The move-in to the new house on Friday left little to be desired. I have a feeling it's going to be a little difficult to get things that need to be done through the property manager, actually done here. We've gotten off to a rocky start. Never a good thing!

That being said however, I love the house. It's perfect. The floor plan is great, the location is great and the neighborhood is great. It should be a happy rental time and if the option came up to buy it, I'd consider it at this point. The home has so much potential for an owner! I'll post some pictures after it's "done". For the most part, it's moving along quite well though. There are about 4 more boxes to unpack and then it'll just be getting stuff on the walls and the like. That can always happen.

All in all it was an odd week on the program. I didn't deviate from plan, but I forgot regularly to take my meds. I don't think I took all three doses any one time during last week (and so far this week, too!). Needless to say, when Sunday rolled around, I was a tad bit nervous for Monday morning.

I ended up with a loss of 2.0 this week for a total loss of 66.2 pounds, with 11 pounds to go to hit goal. I was a little surprised. I thought this might be the end of the "No Gain To Goal" streak. Of course, I was very happy it wasn't!

Eleven pounds to go. Almost single digits to reaching the maintenance program. I absolutely can't wait. I can't wait to have a little more cash in my pocket, as this is costing me every time I go. I can't wait to not have to be there at 9:15 on Monday morning and try to arrange my schedule around that. Although, I'm much closer to that office now. I can't wait to be "maintaining" the weight loss, rather than continuing to say, I'm "almost" at my goal.

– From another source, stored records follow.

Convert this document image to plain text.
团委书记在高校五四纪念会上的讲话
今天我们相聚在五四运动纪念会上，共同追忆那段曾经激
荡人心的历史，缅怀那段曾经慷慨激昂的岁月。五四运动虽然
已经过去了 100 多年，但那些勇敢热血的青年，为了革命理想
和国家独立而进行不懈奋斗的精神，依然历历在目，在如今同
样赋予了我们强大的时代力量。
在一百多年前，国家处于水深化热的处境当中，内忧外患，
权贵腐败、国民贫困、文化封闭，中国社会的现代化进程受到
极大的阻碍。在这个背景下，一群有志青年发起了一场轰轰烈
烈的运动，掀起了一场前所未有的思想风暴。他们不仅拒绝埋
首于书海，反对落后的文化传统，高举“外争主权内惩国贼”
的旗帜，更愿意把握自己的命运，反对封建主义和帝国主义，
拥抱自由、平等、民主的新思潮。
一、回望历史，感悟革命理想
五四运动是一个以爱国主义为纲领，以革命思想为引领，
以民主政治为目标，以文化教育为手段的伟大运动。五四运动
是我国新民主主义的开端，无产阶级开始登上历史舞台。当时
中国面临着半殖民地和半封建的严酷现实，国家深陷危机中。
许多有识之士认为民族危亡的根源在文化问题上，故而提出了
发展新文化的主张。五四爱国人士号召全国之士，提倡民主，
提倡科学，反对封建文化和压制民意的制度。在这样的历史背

Exercise has been a challenge the last week or so as well. Needless to say, I packed up the Wii Fit on the night before the movers arrived, but still struggled with working it into my schedule. Work has been really busy and finding time to get things done seems to have let me depart from the regular work-out routine. Time to get my butt back in gear on something. I think I'd like a little more toning workout for a bit, in addition to the cardio that I get with Wii Fit. I need to do something to start toning the skin from where there used to be more of me.

I realized the other night, getting ready to go out to dinner that I really see it now, finally now I can tell! I know, I should have been seeing a difference. Sixty-Six pounds is a lot, but now, I look in the mirror and I don't see the girl that was there at Christmas. While I still see "me", I definitely see a much, much different me. I'm liking that. It makes me want to keep motivated. There have been a few times in the last couple of stressful weeks that I've considered saying, the heck with this....I'm over it. Then I looked in the mirror the other day and thought...you must be crazy! Look at the awesome job you did at this and you're going to let a little bit of negativity and drama change it? NO WAY!

So, I keep swinging, working toward the goal, every day. Getting closer to the goal, every day and looking very much forward to the maintenance program.

Sorry this is so late, and so brief. It's late and I needed to get something out here for you guys! More next week!

In closing....and in honor of baseball season:

My motto was always to keep swinging. Whether I was in a slump or feeling badly or having trouble off the field, the only thing to do was keep swinging.